25 Aralık 2021 Cumartesi

İKTİSAD HAKKINDA 3

 Hem bu fakr u zaruret zamanında, aç ve muhtaç olanların elemlerinden ehl-i vicdana rikkat-i cinsiye vasıtasıyla gelen teellüm; o gayr-ı meşru bir surette kazandığı para ile aldığı lezzeti, vicdanı varsa acılaştırıyor.

Böyle acib bir zamanda, şübheli mallarda, zaruret derecesinde iktifa etmek lâzımdır.

Çünki

اِنَّ الضَّرُورَةَ تُقَدَّرُ بِقَدْرِهَا

sırrıyla: Haram maldan, mecburiyetle zaruret derecesini alabilir; fazlasını alamaz.

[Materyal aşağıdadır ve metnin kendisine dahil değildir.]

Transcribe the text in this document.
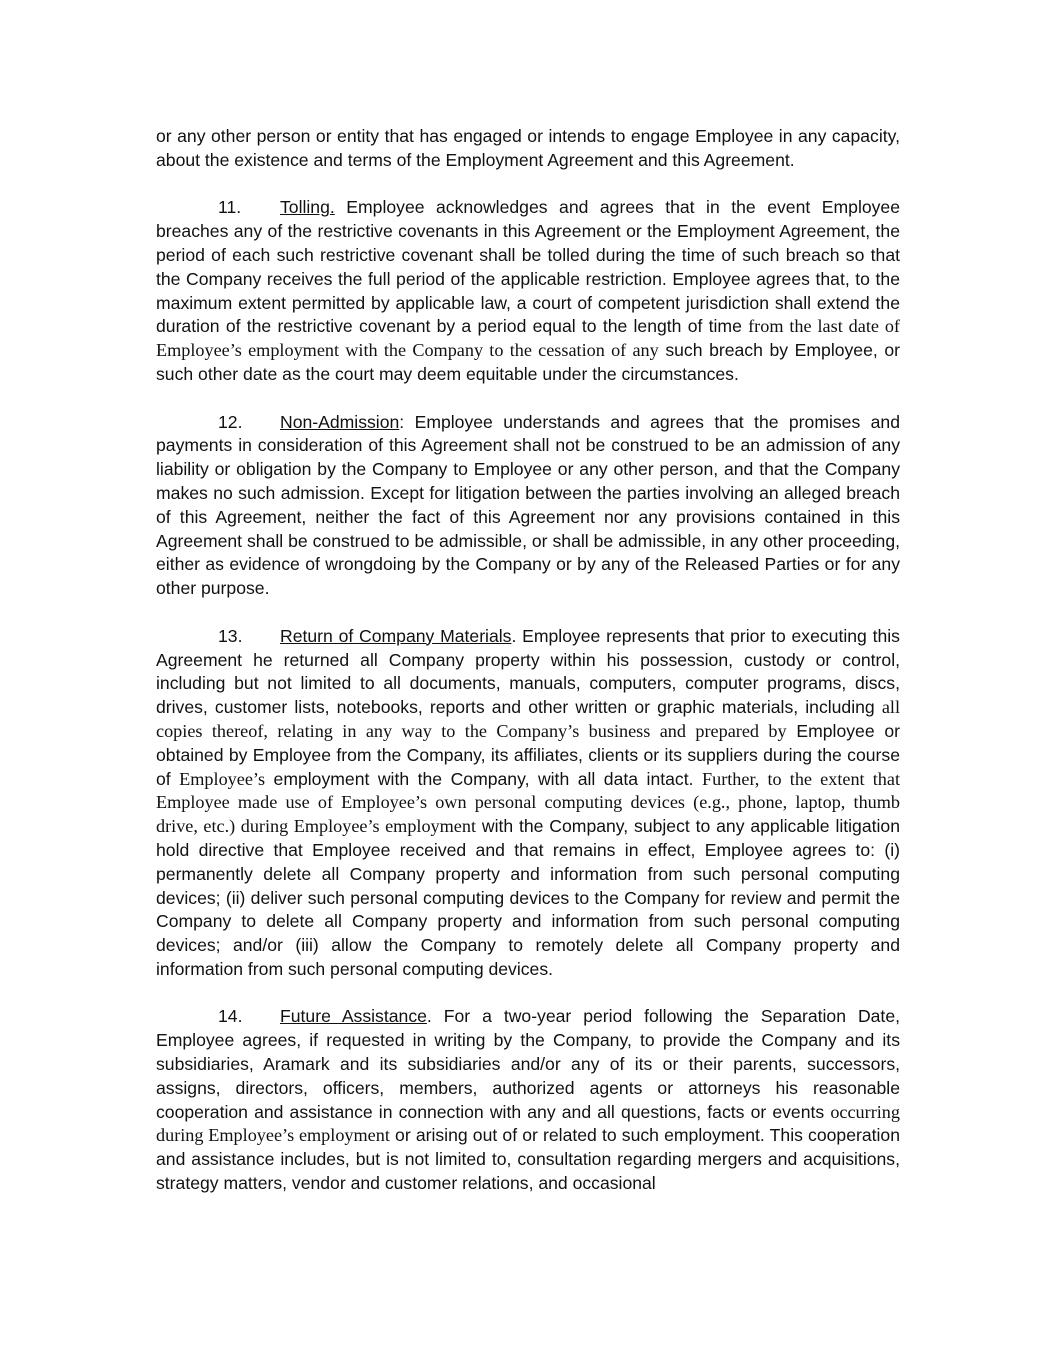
or any other person or entity that has engaged or intends to engage Employee in any capacity, about the existence and terms of the Employment Agreement and this Agreement.

11. Tolling. Employee acknowledges and agrees that in the event Employee breaches any of the restrictive covenants in this Agreement or the Employment Agreement, the period of each such restrictive covenant shall be tolled during the time of such breach so that the Company receives the full period of the applicable restriction. Employee agrees that, to the maximum extent permitted by applicable law, a court of competent jurisdiction shall extend the duration of the restrictive covenant by a period equal to the length of time from the last date of Employee’s employment with the Company to the cessation of any such breach by Employee, or such other date as the court may deem equitable under the circumstances.

12. Non-Admission: Employee understands and agrees that the promises and payments in consideration of this Agreement shall not be construed to be an admission of any liability or obligation by the Company to Employee or any other person, and that the Company makes no such admission. Except for litigation between the parties involving an alleged breach of this Agreement, neither the fact of this Agreement nor any provisions contained in this Agreement shall be construed to be admissible, or shall be admissible, in any other proceeding, either as evidence of wrongdoing by the Company or by any of the Released Parties or for any other purpose.

13. Return of Company Materials. Employee represents that prior to executing this Agreement he returned all Company property within his possession, custody or control, including but not limited to all documents, manuals, computers, computer programs, discs, drives, customer lists, notebooks, reports and other written or graphic materials, including all copies thereof, relating in any way to the Company’s business and prepared by Employee or obtained by Employee from the Company, its affiliates, clients or its suppliers during the course of Employee’s employment with the Company, with all data intact. Further, to the extent that Employee made use of Employee’s own personal computing devices (e.g., phone, laptop, thumb drive, etc.) during Employee’s employment with the Company, subject to any applicable litigation hold directive that Employee received and that remains in effect, Employee agrees to: (i) permanently delete all Company property and information from such personal computing devices; (ii) deliver such personal computing devices to the Company for review and permit the Company to delete all Company property and information from such personal computing devices; and/or (iii) allow the Company to remotely delete all Company property and information from such personal computing devices.

14. Future Assistance. For a two-year period following the Separation Date, Employee agrees, if requested in writing by the Company, to provide the Company and its subsidiaries, Aramark and its subsidiaries and/or any of its or their parents, successors, assigns, directors, officers, members, authorized agents or attorneys his reasonable cooperation and assistance in connection with any and all questions, facts or events occurring during Employee’s employment or arising out of or related to such employment. This cooperation and assistance includes, but is not limited to, consultation regarding mergers and acquisitions, strategy matters, vendor and customer relations, and occasional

Evet muztar adam, murdar etten tok oluncaya kadar yiyemez.

Belki, ölmeyecek kadar yiyebilir.

Hem yüz aç adamın huzurunda, kemal-i lezzet ile fazla yenilmez.

   İktisad, sebeb-i izzet ve kemal olduğuna delalet eden bir vakıa:

   Bir zaman, dünyaca sehavetle meşhur Hâtem-i Tâî, mühim bir ziyafet veriyor.

Misafirlerine gayet fazla hediyeler verdiği vakit, çölde gezmeye çıkıyor.

Bakar ki: Bir ihtiyar fakir adam, bir yük dikenli çalı ve gevenleri beline yüklemiş; cesedine batıyor, kanatıyor.

Hâtem ona dedi: "Hâtem-i Tâî, hediyelerle beraber mühim bir ziyafet veriyor.

Sen de oraya git; beş kuruşluk bu çalı yüküne bedel, beş yüz kuruş alırsın." O muktesid ihtiyar demiş ki: "Ben, bu dikenli yükümü izzetimle çekerim, kaldırırım.

Hâtem-i Tâî'nin minnetini almam." Sonra, Hâtem-i Tâî'den sormuşlar: "Sen kendinden daha civanmerd, aziz, kimi bulmuşsun?" Demiş: "İşte o sahrada rast geldiğim o muktesid ihtiyarı benden daha aziz, daha yüksek, daha civanmerd gördüm."